Neither am I haggling about definitions. You have helped create a hue and cry atmosphere (aided admirably, one must admit, by those who made the mistakes in the first place and those who did not address them effectively when the financial claims began to surface). In a hue and cry atmosphere it is easy to get carried away with any number of false ideas in the belief that one is "reforming."
By raising the questions of terminology that I did, I was hoping to promote a more reflective consideration of that unsigned document, where it comes from, what the author's presuppositions are, what it really means, and just what is being done with it and other "spun" news in the name of "reform." In the document itself, in reference to a single evening of drunken conduct in which even the Associate Dean of the seminary who was reporting the incident did not claim that he or anyone else was hurt, the opinion is expressed "It cannot be overstated" that the allegations are "extraordinarily serious."
WHAT!? Of course it is serious, and must be dealt with both firmly AND GRACIOUSLY for the good of this young man and the Church. But "extraordinarily" and "cannot be overstated?" Hardly.
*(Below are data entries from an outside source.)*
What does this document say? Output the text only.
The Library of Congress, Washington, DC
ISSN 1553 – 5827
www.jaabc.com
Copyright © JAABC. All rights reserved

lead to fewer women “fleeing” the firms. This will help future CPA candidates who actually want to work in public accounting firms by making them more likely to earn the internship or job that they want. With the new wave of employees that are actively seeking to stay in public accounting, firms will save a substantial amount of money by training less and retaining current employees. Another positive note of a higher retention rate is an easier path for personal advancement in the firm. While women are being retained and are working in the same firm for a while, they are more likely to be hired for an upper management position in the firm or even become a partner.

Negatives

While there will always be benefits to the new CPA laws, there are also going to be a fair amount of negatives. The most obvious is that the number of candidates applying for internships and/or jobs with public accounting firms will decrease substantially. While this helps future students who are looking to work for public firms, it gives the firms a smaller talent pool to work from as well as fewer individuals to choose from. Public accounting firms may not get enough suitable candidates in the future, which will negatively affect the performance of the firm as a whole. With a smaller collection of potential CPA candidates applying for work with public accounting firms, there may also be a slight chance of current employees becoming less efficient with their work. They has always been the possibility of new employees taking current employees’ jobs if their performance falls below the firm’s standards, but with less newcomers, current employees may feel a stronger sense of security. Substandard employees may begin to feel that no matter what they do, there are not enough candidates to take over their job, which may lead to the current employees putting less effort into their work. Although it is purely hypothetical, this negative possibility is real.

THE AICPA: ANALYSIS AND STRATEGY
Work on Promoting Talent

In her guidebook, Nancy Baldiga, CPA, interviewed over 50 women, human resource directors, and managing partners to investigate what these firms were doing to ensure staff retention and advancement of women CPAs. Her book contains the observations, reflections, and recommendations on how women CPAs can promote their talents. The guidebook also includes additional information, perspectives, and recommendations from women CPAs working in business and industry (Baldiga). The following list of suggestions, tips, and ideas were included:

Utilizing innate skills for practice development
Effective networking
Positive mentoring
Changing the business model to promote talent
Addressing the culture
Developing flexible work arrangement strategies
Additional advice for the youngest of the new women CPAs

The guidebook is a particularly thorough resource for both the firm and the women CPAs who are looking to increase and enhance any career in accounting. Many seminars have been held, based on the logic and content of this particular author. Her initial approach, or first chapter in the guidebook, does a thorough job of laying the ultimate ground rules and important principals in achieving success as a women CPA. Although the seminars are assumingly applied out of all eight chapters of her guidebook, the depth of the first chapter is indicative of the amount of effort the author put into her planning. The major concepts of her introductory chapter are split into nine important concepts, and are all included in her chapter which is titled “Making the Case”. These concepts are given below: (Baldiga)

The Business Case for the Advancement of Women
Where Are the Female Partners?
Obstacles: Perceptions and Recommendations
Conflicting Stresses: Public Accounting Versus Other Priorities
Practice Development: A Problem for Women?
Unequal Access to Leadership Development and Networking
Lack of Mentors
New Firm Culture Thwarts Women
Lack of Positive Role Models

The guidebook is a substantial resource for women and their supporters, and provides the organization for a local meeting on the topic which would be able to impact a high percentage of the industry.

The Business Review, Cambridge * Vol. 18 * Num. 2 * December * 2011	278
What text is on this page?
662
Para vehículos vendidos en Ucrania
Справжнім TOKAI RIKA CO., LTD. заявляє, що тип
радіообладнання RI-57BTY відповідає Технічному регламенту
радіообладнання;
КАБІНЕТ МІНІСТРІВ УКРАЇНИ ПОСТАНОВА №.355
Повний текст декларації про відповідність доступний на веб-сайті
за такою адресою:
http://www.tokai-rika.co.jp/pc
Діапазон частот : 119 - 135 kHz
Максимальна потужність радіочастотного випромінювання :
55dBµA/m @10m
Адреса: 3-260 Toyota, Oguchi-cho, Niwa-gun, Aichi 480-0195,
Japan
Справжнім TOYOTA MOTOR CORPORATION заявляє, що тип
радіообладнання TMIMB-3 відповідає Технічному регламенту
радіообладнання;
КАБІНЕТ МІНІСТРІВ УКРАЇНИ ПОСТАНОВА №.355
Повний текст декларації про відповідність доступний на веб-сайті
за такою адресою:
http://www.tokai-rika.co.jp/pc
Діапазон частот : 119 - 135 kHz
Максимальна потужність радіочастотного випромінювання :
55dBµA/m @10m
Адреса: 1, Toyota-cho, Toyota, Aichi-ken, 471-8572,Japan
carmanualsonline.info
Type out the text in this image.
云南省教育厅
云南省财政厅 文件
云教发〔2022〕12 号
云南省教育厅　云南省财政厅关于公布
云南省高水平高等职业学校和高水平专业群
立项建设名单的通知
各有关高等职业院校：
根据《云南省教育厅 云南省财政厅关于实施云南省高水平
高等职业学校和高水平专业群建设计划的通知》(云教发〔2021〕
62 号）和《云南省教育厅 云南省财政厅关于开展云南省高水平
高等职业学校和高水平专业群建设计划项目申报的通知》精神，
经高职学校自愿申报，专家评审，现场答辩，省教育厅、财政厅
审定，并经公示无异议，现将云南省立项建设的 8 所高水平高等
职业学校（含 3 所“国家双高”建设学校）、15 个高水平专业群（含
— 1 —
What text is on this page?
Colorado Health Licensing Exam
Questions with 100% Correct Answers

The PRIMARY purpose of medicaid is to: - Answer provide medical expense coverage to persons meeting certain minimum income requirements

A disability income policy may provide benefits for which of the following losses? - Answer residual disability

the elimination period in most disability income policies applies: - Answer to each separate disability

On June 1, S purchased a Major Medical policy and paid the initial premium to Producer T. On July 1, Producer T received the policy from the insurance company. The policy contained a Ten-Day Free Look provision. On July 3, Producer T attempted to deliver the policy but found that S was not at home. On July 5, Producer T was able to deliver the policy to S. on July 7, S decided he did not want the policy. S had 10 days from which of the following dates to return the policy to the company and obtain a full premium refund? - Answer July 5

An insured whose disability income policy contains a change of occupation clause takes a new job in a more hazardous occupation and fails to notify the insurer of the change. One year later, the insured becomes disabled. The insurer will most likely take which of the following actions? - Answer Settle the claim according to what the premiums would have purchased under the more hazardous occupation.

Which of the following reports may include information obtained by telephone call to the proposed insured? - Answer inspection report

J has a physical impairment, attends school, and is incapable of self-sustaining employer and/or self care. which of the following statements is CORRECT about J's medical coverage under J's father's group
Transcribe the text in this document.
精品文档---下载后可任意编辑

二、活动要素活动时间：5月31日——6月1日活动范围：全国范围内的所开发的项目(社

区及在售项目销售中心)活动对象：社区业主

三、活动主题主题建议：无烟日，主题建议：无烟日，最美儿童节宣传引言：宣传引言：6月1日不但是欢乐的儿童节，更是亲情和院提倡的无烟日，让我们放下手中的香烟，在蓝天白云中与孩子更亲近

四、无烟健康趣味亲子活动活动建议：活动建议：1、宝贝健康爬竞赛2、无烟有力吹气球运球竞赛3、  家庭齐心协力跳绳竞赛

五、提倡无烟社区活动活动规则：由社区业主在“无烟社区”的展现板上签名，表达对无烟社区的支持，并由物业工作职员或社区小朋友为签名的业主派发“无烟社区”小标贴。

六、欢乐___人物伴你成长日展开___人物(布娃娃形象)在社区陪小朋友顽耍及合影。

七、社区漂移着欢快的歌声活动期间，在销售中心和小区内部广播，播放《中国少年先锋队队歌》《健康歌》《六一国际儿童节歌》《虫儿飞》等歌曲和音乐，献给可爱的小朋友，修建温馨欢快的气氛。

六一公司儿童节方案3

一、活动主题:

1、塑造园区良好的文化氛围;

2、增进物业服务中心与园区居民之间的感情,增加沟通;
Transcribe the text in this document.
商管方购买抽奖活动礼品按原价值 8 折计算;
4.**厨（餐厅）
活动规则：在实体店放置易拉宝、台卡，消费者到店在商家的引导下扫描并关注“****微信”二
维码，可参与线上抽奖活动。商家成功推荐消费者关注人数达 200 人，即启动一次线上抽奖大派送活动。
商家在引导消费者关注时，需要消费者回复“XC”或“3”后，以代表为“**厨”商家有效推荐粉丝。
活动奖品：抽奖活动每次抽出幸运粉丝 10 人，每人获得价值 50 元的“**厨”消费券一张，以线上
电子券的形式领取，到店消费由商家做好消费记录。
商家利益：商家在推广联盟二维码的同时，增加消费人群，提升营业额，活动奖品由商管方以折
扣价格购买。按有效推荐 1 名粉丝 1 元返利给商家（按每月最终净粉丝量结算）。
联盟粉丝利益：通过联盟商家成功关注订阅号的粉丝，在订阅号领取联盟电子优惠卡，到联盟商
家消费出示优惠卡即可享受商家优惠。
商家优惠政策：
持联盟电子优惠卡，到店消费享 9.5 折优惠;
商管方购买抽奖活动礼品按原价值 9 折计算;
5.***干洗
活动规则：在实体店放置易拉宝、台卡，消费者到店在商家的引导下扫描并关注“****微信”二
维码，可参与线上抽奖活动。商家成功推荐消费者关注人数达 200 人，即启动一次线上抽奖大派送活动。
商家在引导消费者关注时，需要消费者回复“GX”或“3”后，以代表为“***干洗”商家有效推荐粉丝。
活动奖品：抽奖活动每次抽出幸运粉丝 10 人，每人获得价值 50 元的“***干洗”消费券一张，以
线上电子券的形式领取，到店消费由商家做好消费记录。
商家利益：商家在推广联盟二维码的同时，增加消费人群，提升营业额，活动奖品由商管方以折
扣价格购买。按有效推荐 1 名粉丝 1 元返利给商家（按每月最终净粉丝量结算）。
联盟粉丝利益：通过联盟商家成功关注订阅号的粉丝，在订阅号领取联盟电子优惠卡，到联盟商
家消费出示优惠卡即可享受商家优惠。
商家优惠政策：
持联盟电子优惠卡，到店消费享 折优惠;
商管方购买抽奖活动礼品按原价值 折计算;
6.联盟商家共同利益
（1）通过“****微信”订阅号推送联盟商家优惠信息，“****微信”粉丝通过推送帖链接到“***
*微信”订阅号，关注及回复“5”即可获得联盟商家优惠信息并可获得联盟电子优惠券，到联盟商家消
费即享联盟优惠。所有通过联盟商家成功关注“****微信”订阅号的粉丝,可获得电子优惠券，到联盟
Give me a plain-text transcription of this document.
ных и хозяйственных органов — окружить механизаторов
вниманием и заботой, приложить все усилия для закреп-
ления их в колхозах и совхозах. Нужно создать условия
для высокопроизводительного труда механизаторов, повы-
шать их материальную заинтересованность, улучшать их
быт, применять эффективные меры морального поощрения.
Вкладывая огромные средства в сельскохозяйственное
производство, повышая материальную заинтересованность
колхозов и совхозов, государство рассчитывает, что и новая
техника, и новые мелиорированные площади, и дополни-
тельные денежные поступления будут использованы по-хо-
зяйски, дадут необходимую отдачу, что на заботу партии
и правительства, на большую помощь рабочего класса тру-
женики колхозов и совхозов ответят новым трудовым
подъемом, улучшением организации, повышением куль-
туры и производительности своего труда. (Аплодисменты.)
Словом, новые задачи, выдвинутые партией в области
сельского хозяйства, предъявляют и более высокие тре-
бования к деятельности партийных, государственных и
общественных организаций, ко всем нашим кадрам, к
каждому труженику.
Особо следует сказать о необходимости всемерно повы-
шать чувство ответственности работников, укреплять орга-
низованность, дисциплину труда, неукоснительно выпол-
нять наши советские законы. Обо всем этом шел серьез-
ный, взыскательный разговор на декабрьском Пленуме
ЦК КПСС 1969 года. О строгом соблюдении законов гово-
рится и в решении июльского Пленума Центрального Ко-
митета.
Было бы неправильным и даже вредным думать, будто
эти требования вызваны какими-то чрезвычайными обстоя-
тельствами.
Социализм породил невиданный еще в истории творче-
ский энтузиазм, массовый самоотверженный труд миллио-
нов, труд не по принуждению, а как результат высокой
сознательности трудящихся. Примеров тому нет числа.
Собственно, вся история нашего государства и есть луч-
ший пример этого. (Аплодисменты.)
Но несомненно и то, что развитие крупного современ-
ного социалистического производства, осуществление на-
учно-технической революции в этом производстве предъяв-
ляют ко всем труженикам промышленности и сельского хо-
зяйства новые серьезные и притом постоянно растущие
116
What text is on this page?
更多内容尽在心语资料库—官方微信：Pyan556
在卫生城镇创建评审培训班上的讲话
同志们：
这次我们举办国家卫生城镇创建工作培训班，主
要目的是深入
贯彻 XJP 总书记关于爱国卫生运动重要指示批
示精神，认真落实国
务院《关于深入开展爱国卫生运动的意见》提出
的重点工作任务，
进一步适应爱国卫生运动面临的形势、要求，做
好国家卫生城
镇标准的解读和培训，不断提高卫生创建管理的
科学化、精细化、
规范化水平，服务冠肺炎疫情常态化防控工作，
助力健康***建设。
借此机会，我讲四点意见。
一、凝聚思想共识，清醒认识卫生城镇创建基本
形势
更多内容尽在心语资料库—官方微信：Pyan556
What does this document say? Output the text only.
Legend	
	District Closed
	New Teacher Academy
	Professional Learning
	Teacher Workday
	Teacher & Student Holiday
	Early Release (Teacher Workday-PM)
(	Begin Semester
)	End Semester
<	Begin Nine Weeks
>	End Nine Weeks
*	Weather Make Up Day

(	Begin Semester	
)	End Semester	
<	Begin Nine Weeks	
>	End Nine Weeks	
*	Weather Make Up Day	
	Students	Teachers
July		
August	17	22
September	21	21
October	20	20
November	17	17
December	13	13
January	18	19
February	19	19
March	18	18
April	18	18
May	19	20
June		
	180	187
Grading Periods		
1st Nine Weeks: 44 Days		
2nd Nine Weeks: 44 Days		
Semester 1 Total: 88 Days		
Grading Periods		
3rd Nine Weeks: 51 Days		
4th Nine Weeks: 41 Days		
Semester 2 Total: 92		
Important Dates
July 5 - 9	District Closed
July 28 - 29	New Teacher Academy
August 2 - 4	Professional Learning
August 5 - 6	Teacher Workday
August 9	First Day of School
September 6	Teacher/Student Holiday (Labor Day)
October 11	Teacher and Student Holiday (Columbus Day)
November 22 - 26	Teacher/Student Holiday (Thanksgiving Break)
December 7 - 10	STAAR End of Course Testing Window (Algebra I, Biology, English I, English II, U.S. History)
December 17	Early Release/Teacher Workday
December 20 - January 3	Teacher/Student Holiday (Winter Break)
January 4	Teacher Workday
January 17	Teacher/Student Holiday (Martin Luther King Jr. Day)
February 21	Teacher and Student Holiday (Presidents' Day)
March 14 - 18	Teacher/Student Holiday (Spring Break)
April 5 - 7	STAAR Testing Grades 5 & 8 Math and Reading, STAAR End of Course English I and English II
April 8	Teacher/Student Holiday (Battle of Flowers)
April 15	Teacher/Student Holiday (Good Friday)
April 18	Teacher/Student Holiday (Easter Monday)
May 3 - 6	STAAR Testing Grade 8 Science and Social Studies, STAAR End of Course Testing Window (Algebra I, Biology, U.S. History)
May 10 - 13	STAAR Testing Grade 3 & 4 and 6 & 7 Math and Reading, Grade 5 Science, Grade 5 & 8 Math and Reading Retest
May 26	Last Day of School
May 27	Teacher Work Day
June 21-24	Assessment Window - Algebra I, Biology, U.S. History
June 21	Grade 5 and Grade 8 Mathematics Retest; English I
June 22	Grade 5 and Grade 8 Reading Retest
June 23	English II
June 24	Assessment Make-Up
In fact the seriousness can, and by all indications will, be overstated here on this list and elsewhere, and for tendentious reasons. (I refrain for now from commenting on other statements in the document.)
I guess that for the moment the thing that concerns me most is what seems to me to be two young men of fundamental integrity, good intentions and promise (Sidebottom and Brittain) whose lives and service to the Church could well be spoiled by the need to make them "political footballs" in the bigger game.
I would hope that allegations of sexual advances made by an intoxicated diocesan chancellor to the associate dean of the diocesan seminary would be seen by anyone as "extraordinarily serious." Surely these allegations would not be regarded by anyone as ordinary.
Fr. George's equating "Sidebottom and Brittain" as "two young men of fundamental integrity, good intentions and promise" seems to me to do a real injustice to Paul Sidebottom, a layman who lost his position after he reported the outrageous conduct of the chancellor. And Fr. George's claim that Mark Stokoe has "helped create a hue and cry atmosphere" does an injustice to Mark Stokoe, who has been coordinating an important effort at bringing much needed transparency to the OCA.
Whatever "bigger game" Fr. George is postulating, his attempt at framing an objective view of events in Alaska is to me unconvincing, and even troubling.
Actually, I wrote out of respect for Paul Sidebottom, as I would expect one to notice. I didn't even know that he was a reader; what was clear to me was that he was not in major orders. By the way, as a member of the Antiochian Archdiocese, I wonder to which bishop he owed "absolute obedience" while working in Alaska.
Cathryn - I agree with you. We have some incredible clergy who have chosen to serve God in our church. My point was that Fr. George is a wonderful man and should not be subject to these insinuations about his motives for his well-written postings.